After graduating from high school, Vanilla (still Dorritie) went to work on Madison Avenue in advertising. She also began to DJ on the French Riviera and in a Manhattan club scene fueled by acid and pot. “It was an amazing time, a little bit of everything,” she said, “the Kennedys, birth control, women’s lib, LSD and marijuana, the Vietnam War and protests. There were so many elements.” Then, even with a successful career in advertising and as a radio and TV producer, Dorritie had an epiphany at age 26 after seeing a documentary about rock and roll groupies. She decided to become one and changed her name to Cherry Vanilla. “There was such an energetic vortex then,” she said. “We were so much freer and lived with an abandon our parents never had.”
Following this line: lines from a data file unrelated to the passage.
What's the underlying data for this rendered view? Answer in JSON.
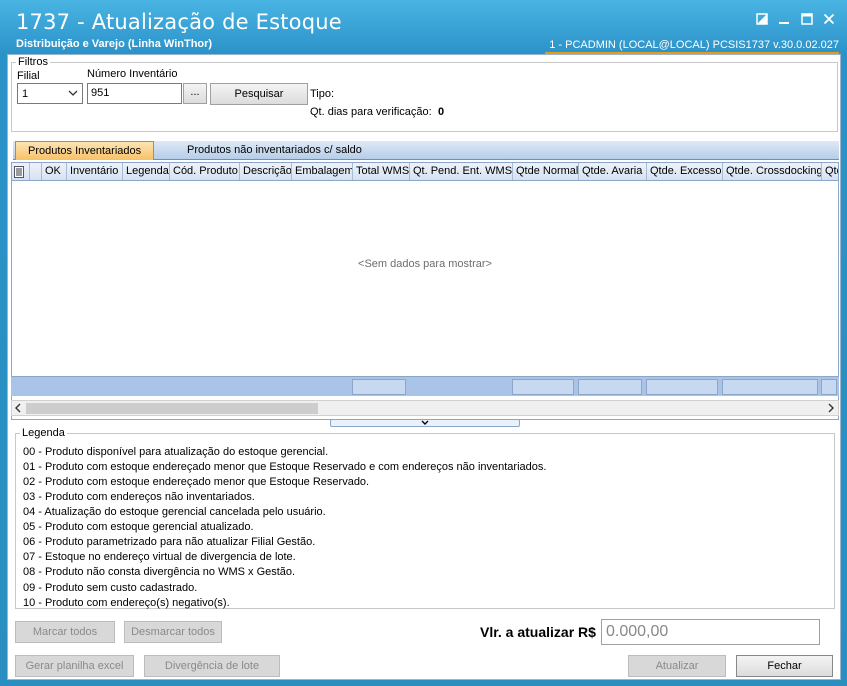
{
  "window": {
    "title": "1737 - Atualização de Estoque",
    "subtitle": "Distribuição e Varejo (Linha WinThor)",
    "status": "1 - PCADMIN (LOCAL@LOCAL)   PCSIS1737  v.30.0.02.027"
  },
  "filters": {
    "group_label": "Filtros",
    "filial_label": "Filial",
    "filial_value": "1",
    "inventario_label": "Número Inventário",
    "inventario_value": "951",
    "ellipsis_label": "...",
    "search_label": "Pesquisar",
    "tipo_label": "Tipo:",
    "dias_label": "Qt. dias para verificação:",
    "dias_value": "0"
  },
  "tabs": [
    {
      "label": "Produtos  Inventariados"
    },
    {
      "label": "Produtos não inventariados c/ saldo"
    }
  ],
  "grid": {
    "columns": [
      "OK",
      "Inventário",
      "Legenda",
      "Cód. Produto",
      "Descrição",
      "Embalagem",
      "Total WMS",
      "Qt. Pend. Ent. WMS",
      "Qtde Normal",
      "Qtde. Avaria",
      "Qtde. Excesso",
      "Qtde. Crossdocking",
      "Qtd"
    ],
    "empty_message": "<Sem dados para mostrar>"
  },
  "legend": {
    "title": "Legenda",
    "items": [
      "00 - Produto disponível para atualização do estoque gerencial.",
      "01 - Produto com estoque endereçado menor que Estoque Reservado e  com endereços não inventariados.",
      "02 - Produto com estoque endereçado menor que Estoque Reservado.",
      "03 - Produto com endereços não inventariados.",
      "04 - Atualização do estoque gerencial cancelada pelo usuário.",
      "05 - Produto com estoque gerencial atualizado.",
      "06 - Produto parametrizado para não atualizar Filial Gestão.",
      "07 - Estoque no endereço virtual de divergencia de lote.",
      "08 - Produto não consta divergência no WMS x Gestão.",
      "09 - Produto sem custo cadastrado.",
      "10 - Produto com endereço(s) negativo(s)."
    ]
  },
  "actions": {
    "marcar_todos": "Marcar todos",
    "desmarcar_todos": "Desmarcar todos",
    "vlr_label": "Vlr. a atualizar R$",
    "vlr_value": "0.000,00",
    "gerar_planilha": "Gerar planilha excel",
    "divergencia_lote": "Divergência de lote",
    "atualizar": "Atualizar",
    "fechar": "Fechar"
  }
}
Soon parties and trysts led to meeting David Bowie, then just beginning his career. Vanilla became Bowie’s personal PR person and helped introduce him to U.S. audiences. She slept with soon-to-be-famous people, including Bowie, Leon Russell and Kris Kristofferson, but all the while grew her own substantial career as a singer, actress, songwriter and publicist. She starred in Andy Warhol’s play “Pork” in London at age 27 and recorded for RCA Records in Europe with the Police as her backup band. Post punk, she shaped a successful career as a West Coast publicist, establishing Europa Entertainment Inc. as the U.S. office for Academy Award-winning composer Vangelis.
Vanilla said she lived it all and loved it all. And yet, looking back, Vanilla said there was an innocence about the era and that time in her life. “We were a lot more innocent then,” she said. “We trusted people more. Now children are exposed to so much fear at such an early age. It’s part of marketing — be afraid, be very afraid.”
Asked if sex is different now from how it was then, she said, “In the ’50s, America was still sort of Victorian and as a result, sex was naughty and because it was naughty it was more exciting, sexier. It’s what we did to rebel. Now, if I were young and wanted to rebel, I would probably go against the grain and not have sex, certainly not at as young an age as girls are having it now. It is so different now from then and not nearly as much fun.”
And if fun and nostalgia for the rock and roll era are part of your makeup, Vanilla’s honest and touchingly sweet account of her fame-fueled life is a “must” experience.
Vanilla and Santiago talk at 4 p.m. Sunday, May 31, on the deck of Cafe Aroma.